* * *
На Спасо-Преображенской площади перед семёновцами держал речь с овсяного ларя депутат Государственной Думы Родичев. Вдруг — пулемётный обстрел, неизвестно откуда! Все повалились. Никого не задело.
Но возникло среди солдат, что их нарочно подвели под этот обстрел.
* * *
В толпе, по тротуарам — глядящих на войска много радостных верящих лиц. Богатый господин на краю панели то и дело срывает с головы шапку, седого камчатского бобра, и кружит ею в воздухе, выкрикивая приветствия проходящим манифестациям.
* * *
Из сумасшедшего дома тоже разбежались.
* * *
По всему Петрограду разгорается день повальных обысков. Вломятся в дом — и идут по всем квартирам подряд. Начался грабёж и на императорском фарфоровом заводе.
* * *
К памятнику Александру III пристроили красный флаг. Держится.
* * *
На Николаевском вокзале от имени коменданта расклеено объявление:
«Солдатам запрещается отбирать у офицеров оружие. Вооружённым офицерам, приезжающим в Петроград, предписывается являться для получения инструкций и документов в зал Армии и Флота. От Государственной Думы не исходило распоряжение отбирать у офицеров оружие».
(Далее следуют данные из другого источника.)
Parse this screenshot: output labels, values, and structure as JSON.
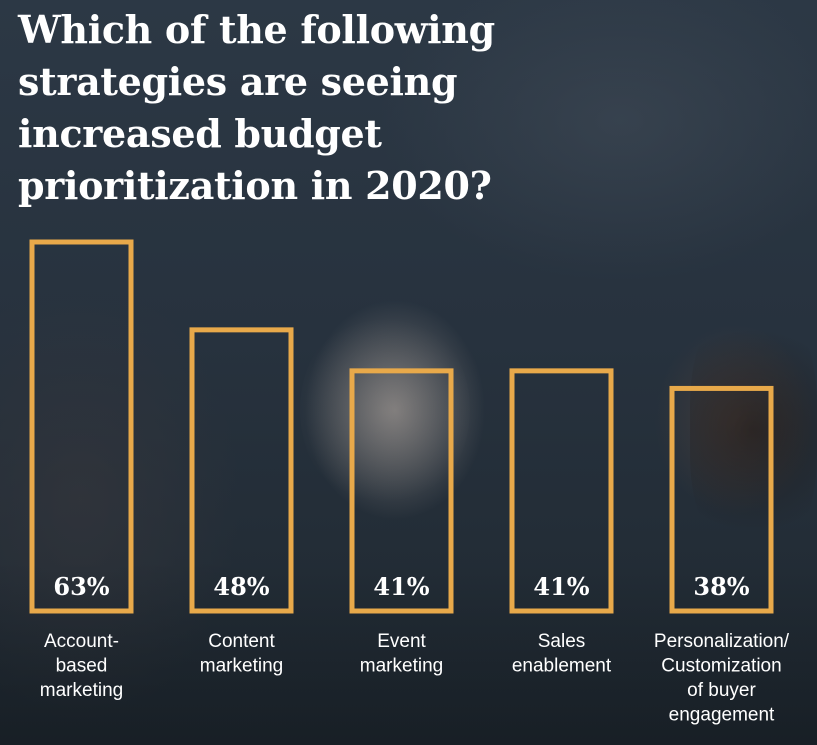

Вокзал полон солдат разных частей. Квартира начальника Николаевской дороги Невежина разгромлена служащими и солдатами. Везде следы пуль, разбиты зеркала, поломана мебель, не вся. И покрадено.
* * *
Евгений Цезаревич Кавос, подъезжая к Петрограду московским поездом, очень смеялся рассказу спутника, представляя себе сцены ареста министров. Но поезд остановился, сильно не доезжая вокзала. И Кавос застрадал, как же он потащит несколько своих чемоданов, да непривычными руками. Ведь не поднимешь. — «Нет, это мне не нравится. Я скоро начну кричать — да здравствует Николай II!». И верно, до дому по городу он добирался, пока все вещи, двое суток.
* * *
На петроградских улицах уже много испорченных и даже опрокинутых автомобилей. Но и ездят немало, на грузовых платформах — свесив ноги как с телеги. Ездят и в богатых легковых: за бахромой роскошных занавесок — винтовки и папахи.
* * *
На углу Литейного и Невского остановился грузовик с вооружёнными солдатами, а студент без фуражки оттуда держал речь к публике о войне до победы. Толпа рукоплескала, кричала «ура». Грузовик ушёл по Невскому, а из публики любопытствующий адвокат Каменский пошёл по Литейному. Но его нагнал человек в военной шинели и стал звать людей: «Вот этот — кричал долой войну! Надо его арестовать, он шпион!» И уже схватили. Каменский сильно перепугался: «Я не говорил! это ложь!» И смелей: «Я петербургский старожил, присяжный поверенный и живу там-то. Если угодно — пожалуйте со мной на квартиру. А кто этот такой? Пусть назовёт!» Тот стал ретироваться. «Ага! Так он и есть немецкий шпион!» Стали хватать того.
* * *
По улицам гарцуют всадники, да на лошадях дрессированных из цирка Чинизелли, разграбили цирковую конюшню.
* * *
Над Зимним дворцом вместо императорского штандарта — красное знамя.
На Дворцовый мост взъезжает с Дворцового проезда грузовик, полный солдат. Стоящий сзади молоденький солдат, глядя назад на ходу, поднимает ружьё и бухает в воздух.
Грузовик останавливается, среди солдат смятение: «Кто стрелял? Откуда?» Хватаются за ружья. Тот самый солдатик показывает им на ближайший дом по Адмиралтейской набережной:
— Вона, оттуда! С чердака.
Солдаты матюгаются, грузовик даёт задний ход, на расправу.
Из проходящих двое объясняют им, кто выстрелил на самом деле.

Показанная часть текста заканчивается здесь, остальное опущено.